At its worst, she said she could not put a pin between the spots and he had sore eyes and a temperature.
"He was really ill. I am really shocked at how bad measles is. He's lost half a stone and has been really poorly," said the mum.
Although she praised the school and the health authority she said she was shocked when she was arrived at the doctors and the pair were told to sit in the waiting room with other patients.
"If it's that contagious they should have a room set aside for suspected patients," she said.
She said a letter had been sent out by the school a fortnight before he was taken ill which led her to suspect measles.
She said one of his classmates had also caught the disease but during the first weekend measles didn't cross her mind.
"In the first few days it's hard to know it's measles because the spots don't come out," she said but she warned other parents to be vigilant.
"Don't take them to playgroup or school because this is how it's spreading."

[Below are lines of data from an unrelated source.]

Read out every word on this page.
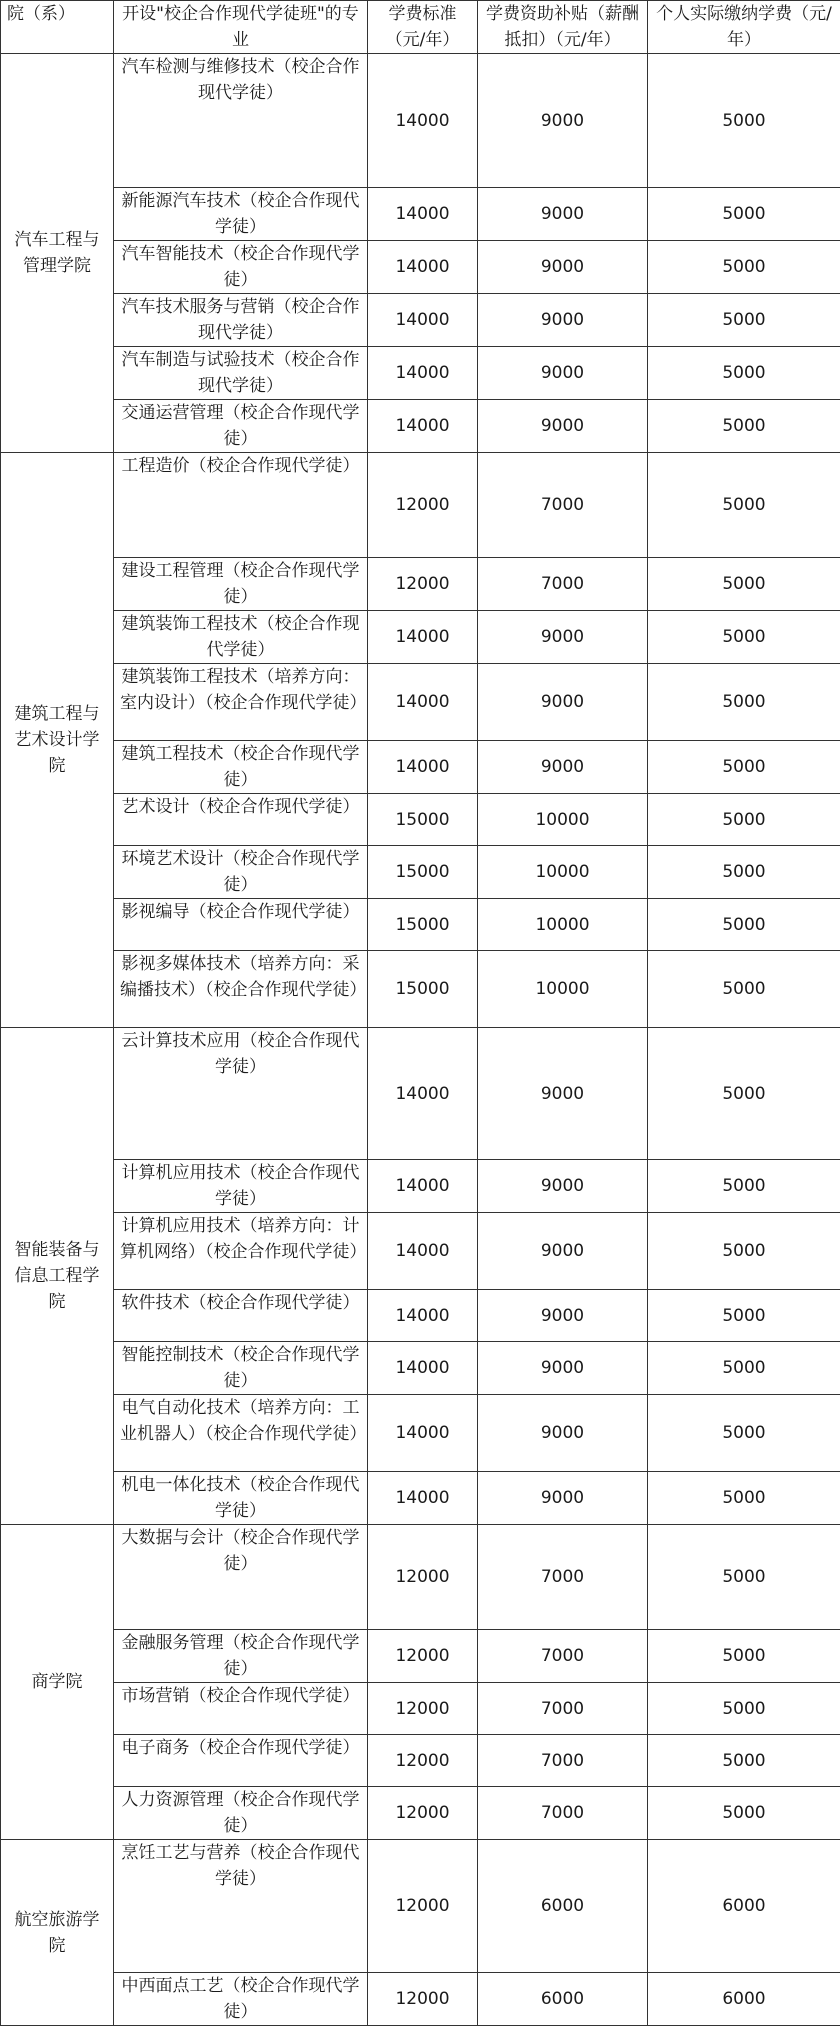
院（系）	开设"校企合作现代学徒班"的专业	学费标准（元/年）	学费资助补贴（薪酬抵扣）（元/年）	个人实际缴纳学费（元/年）
汽车工程与管理学院	汽车检测与维修技术（校企合作现代学徒）	14000	9000	5000
	新能源汽车技术（校企合作现代学徒）	14000	9000	5000
	汽车智能技术（校企合作现代学徒）	14000	9000	5000
	汽车技术服务与营销（校企合作现代学徒）	14000	9000	5000
	汽车制造与试验技术（校企合作现代学徒）	14000	9000	5000
	交通运营管理（校企合作现代学徒）	14000	9000	5000
建筑工程与艺术设计学院	工程造价（校企合作现代学徒）	12000	7000	5000
	建设工程管理（校企合作现代学徒）	12000	7000	5000
	建筑装饰工程技术（校企合作现代学徒）	14000	9000	5000
	建筑装饰工程技术（培养方向：室内设计）（校企合作现代学徒）	14000	9000	5000
	建筑工程技术（校企合作现代学徒）	14000	9000	5000
	艺术设计（校企合作现代学徒）	15000	10000	5000
	环境艺术设计（校企合作现代学徒）	15000	10000	5000
	影视编导（校企合作现代学徒）	15000	10000	5000
	影视多媒体技术（培养方向：采编播技术）（校企合作现代学徒）	15000	10000	5000
智能装备与信息工程学院	云计算技术应用（校企合作现代学徒）	14000	9000	5000
	计算机应用技术（校企合作现代学徒）	14000	9000	5000
	计算机应用技术（培养方向：计算机网络）（校企合作现代学徒）	14000	9000	5000
	软件技术（校企合作现代学徒）	14000	9000	5000
	智能控制技术（校企合作现代学徒）	14000	9000	5000
	电气自动化技术（培养方向：工业机器人）（校企合作现代学徒）	14000	9000	5000
	机电一体化技术（校企合作现代学徒）	14000	9000	5000
商学院	大数据与会计（校企合作现代学徒）	12000	7000	5000
	金融服务管理（校企合作现代学徒）	12000	7000	5000
	市场营销（校企合作现代学徒）	12000	7000	5000
	电子商务（校企合作现代学徒）	12000	7000	5000
	人力资源管理（校企合作现代学徒）	12000	7000	5000
航空旅游学院	烹饪工艺与营养（校企合作现代学徒）	12000	6000	6000
	中西面点工艺（校企合作现代学徒）	12000	6000	6000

Morriston comprehensive is the latest school to be affected by the disease with around 16 pupils thought to be affected.
Public Health Wales has urged parents to ensure their children get the MMR vaccination as cases in the Swansea area reach 252.
Thirty eight people have been hospitalised with 64 schools or nurseries affected.
Measles is a highly infectious viral illness. Initial symptoms of measles include cold-like symptoms, red eyes and sensitivity to light, fever, greyish white spots in the mouth and throat.